Chatkin agreed, saying, “People check references like crazy. I’ve seen several candidates get to a finish line, and then not get a job because of a reference…. You definitely want to be that employee that if someone calls for a reference, they would say we would rehire them in a heartbeat.”
As long as you’re not leaving due to a serious workplace issue, it’s best to be positive and brief during your exit interview as well, experts advise. “Sometimes people are tempted to give an earful to whoever they’re talking to, and while that could be very helpful for an employer, it can really backfire on the person who’s quitting,” Swan said. If you’re leaving due to harassment, abuse or another major issue, “seeking legal counsel from an employment specialist is what’s needed,” she said.

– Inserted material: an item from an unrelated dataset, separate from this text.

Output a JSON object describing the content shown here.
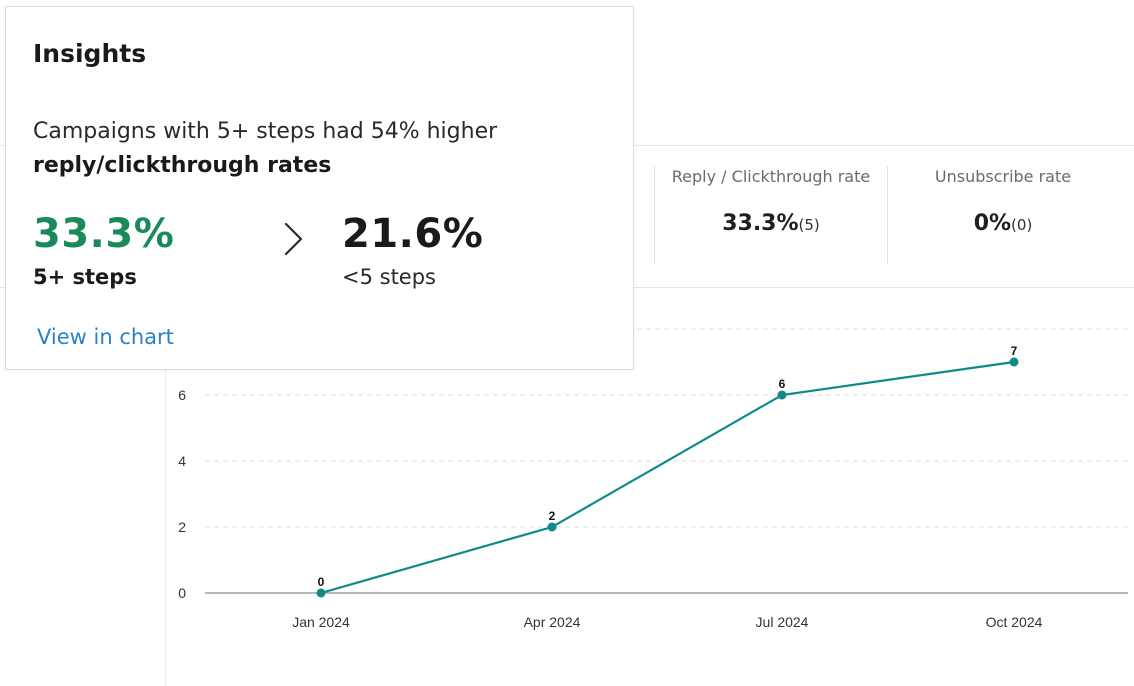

In addition to keeping messaging positive, Chatkin advises workers to resist the urge to take it easy during their last few weeks with their employer. “One of the things people have no matter where they go to work is their reputation. And that reputation is really important,” she said.
Don’t feel guilty and practice self-care
Making the decision to leave your job can be emotional, experts say. “I’ve talked to many people who have trouble moving on,” Swan said. But it’s important to remember, “this is the way people manage their careers.”
Experts say you should trust your gut about what’s best for your career, especially as you share news of your departure. “Don’t worry about everyone’s perception of what you might be doing next,” Goredema said. “What matters is what your values are and what you are committed to exploring because it’s all worth exploring.”
To give yourself an extra confidence boost, Goredema recommends “surrounding yourself with people that inspire you,” whether that’s through your personal network or social media. “Just being in the orbit of people that have made things happen and navigated a transition, like the one you’re about to make, can be so inspiring.”